Giovanni è uno dei soci e sostenitori storici di NoisyVision.
Uno di quelli che credono profondamente alla causa, con le parole e con i fatti.
È uno dei partecipanti assidui alle iniziative e uno che fa sentire la sua presenza.
Positivo e straordinariamente simpatico.
Diciamolo, Giovanni fa piegare dalle risate per la sua conica e irriverente comicità.
Grazie per la tua profondità, per la tua infusione di stima e per la dose di motivazione che metti e che distribuisci.

DAVIDE

A distanza di una settimana dall’ultima tappa sul cammino ibleo, ecco le parole di Davide.
Tornare alla quotidianità mi fa percepire la settimana appena conclusa quasi come fosse stata un sogno dal quale mi sono svegliato al mattino….
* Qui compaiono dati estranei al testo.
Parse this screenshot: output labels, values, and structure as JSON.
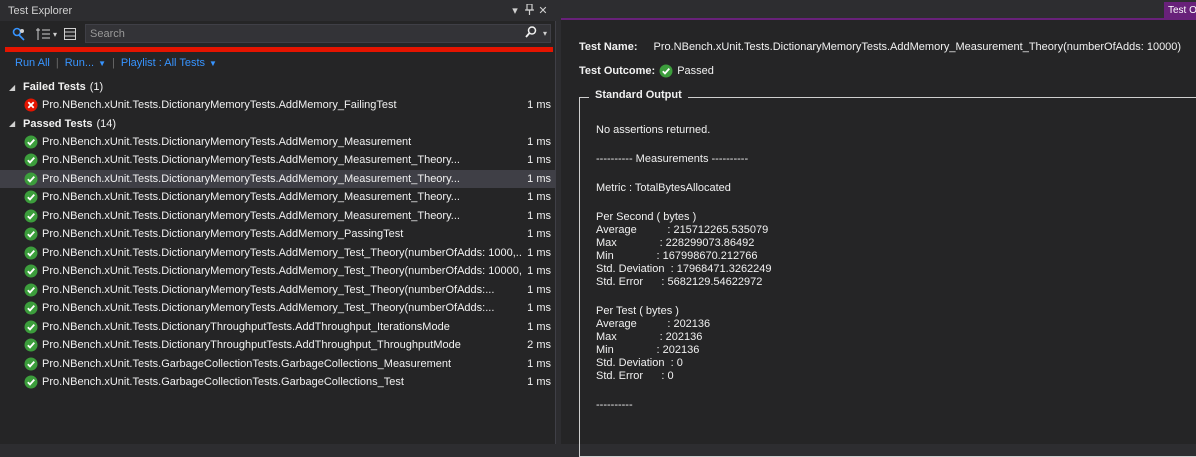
{
  "panel": {
    "title": "Test Explorer",
    "controls": {
      "dropdown": "▾",
      "pin": "ⵖ",
      "close": "✕"
    }
  },
  "toolbar": {
    "search_placeholder": "Search",
    "run_all": "Run All",
    "run": "Run...",
    "playlist": "Playlist : All Tests",
    "separator": "|"
  },
  "groups": {
    "failed": {
      "label": "Failed Tests",
      "count": "(1)",
      "tests": [
        {
          "name": "Pro.NBench.xUnit.Tests.DictionaryMemoryTests.AddMemory_FailingTest",
          "duration": "1 ms",
          "status": "failed"
        }
      ]
    },
    "passed": {
      "label": "Passed Tests",
      "count": "(14)",
      "tests": [
        {
          "name": "Pro.NBench.xUnit.Tests.DictionaryMemoryTests.AddMemory_Measurement",
          "duration": "1 ms",
          "status": "passed"
        },
        {
          "name": "Pro.NBench.xUnit.Tests.DictionaryMemoryTests.AddMemory_Measurement_Theory...",
          "duration": "1 ms",
          "status": "passed"
        },
        {
          "name": "Pro.NBench.xUnit.Tests.DictionaryMemoryTests.AddMemory_Measurement_Theory...",
          "duration": "1 ms",
          "status": "passed"
        },
        {
          "name": "Pro.NBench.xUnit.Tests.DictionaryMemoryTests.AddMemory_Measurement_Theory...",
          "duration": "1 ms",
          "status": "passed"
        },
        {
          "name": "Pro.NBench.xUnit.Tests.DictionaryMemoryTests.AddMemory_Measurement_Theory...",
          "duration": "1 ms",
          "status": "passed"
        },
        {
          "name": "Pro.NBench.xUnit.Tests.DictionaryMemoryTests.AddMemory_PassingTest",
          "duration": "1 ms",
          "status": "passed"
        },
        {
          "name": "Pro.NBench.xUnit.Tests.DictionaryMemoryTests.AddMemory_Test_Theory(numberOfAdds: 1000,...",
          "duration": "1 ms",
          "status": "passed"
        },
        {
          "name": "Pro.NBench.xUnit.Tests.DictionaryMemoryTests.AddMemory_Test_Theory(numberOfAdds: 10000,...",
          "duration": "1 ms",
          "status": "passed"
        },
        {
          "name": "Pro.NBench.xUnit.Tests.DictionaryMemoryTests.AddMemory_Test_Theory(numberOfAdds:...",
          "duration": "1 ms",
          "status": "passed"
        },
        {
          "name": "Pro.NBench.xUnit.Tests.DictionaryMemoryTests.AddMemory_Test_Theory(numberOfAdds:...",
          "duration": "1 ms",
          "status": "passed"
        },
        {
          "name": "Pro.NBench.xUnit.Tests.DictionaryThroughputTests.AddThroughput_IterationsMode",
          "duration": "1 ms",
          "status": "passed"
        },
        {
          "name": "Pro.NBench.xUnit.Tests.DictionaryThroughputTests.AddThroughput_ThroughputMode",
          "duration": "2 ms",
          "status": "passed"
        },
        {
          "name": "Pro.NBench.xUnit.Tests.GarbageCollectionTests.GarbageCollections_Measurement",
          "duration": "1 ms",
          "status": "passed"
        },
        {
          "name": "Pro.NBench.xUnit.Tests.GarbageCollectionTests.GarbageCollections_Test",
          "duration": "1 ms",
          "status": "passed"
        }
      ]
    }
  },
  "detail": {
    "tab_label": "Test Output",
    "test_name_label": "Test Name:",
    "test_name_value": "Pro.NBench.xUnit.Tests.DictionaryMemoryTests.AddMemory_Measurement_Theory(numberOfAdds: 10000)",
    "outcome_label": "Test Outcome:",
    "outcome_value": "Passed",
    "section_title": "Standard Output",
    "output_lines": [
      "No assertions returned.",
      "",
      "---------- Measurements ----------",
      "",
      "Metric : TotalBytesAllocated",
      "",
      "Per Second ( bytes )",
      "Average          : 215712265.535079",
      "Max              : 228299073.86492",
      "Min              : 167998670.212766",
      "Std. Deviation  : 17968471.3262249",
      "Std. Error      : 5682129.54622972",
      "",
      "Per Test ( bytes )",
      "Average          : 202136",
      "Max              : 202136",
      "Min              : 202136",
      "Std. Deviation  : 0",
      "Std. Error      : 0",
      "",
      "----------"
    ]
  },
  "colors": {
    "passed": "#3c9d3c",
    "failed": "#e51400",
    "accent": "#68217a",
    "link": "#3794ff"
  }
}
E, come si fa per i bei sogni, mi sono fermato un attimo per ricordare e fissare nella memoria attimi vissuti con voi.
Antonia e il suo amore per i suoi cani.
Alberto che mi ha guidato in camera l’ultima sera (e non sto esagerando: chiedete a Marzia e Alberto  ).
Anna e il piglio svizzero “sistemo tutto” senza il quale saremmo stati persi.
Carlo e il suo amore per la montagna.
Cristiana e la tranquillità nel gestire gli imprevisti.
Dario e le sue meravigliose poesie e la sua fantastica e contagiosa risata.
Francesca e la sua capacità di ascoltare.
Giovanni e la sua “fabbrichetta”.
Ida e la sua perseveranza nell’andare fino in fondo anche con il piede dolorante.
Marina e il suo ombrellino colorato alla ricerca dello scatto migliore per catturare la bellezza di un fiore.
Marzia e il suo controllare con discrezione che tutti stiano bene.
Massimo e la sua fantastica voce mentre canta a squarciagola “Yellow the World!”
Mirella e il suo tocco delicato e impercettibile.
Paola e le sue attenzioni per gli altri.
Valeria e la sua fede che mi ha fatto riflettere su cosa significhi essere credenti.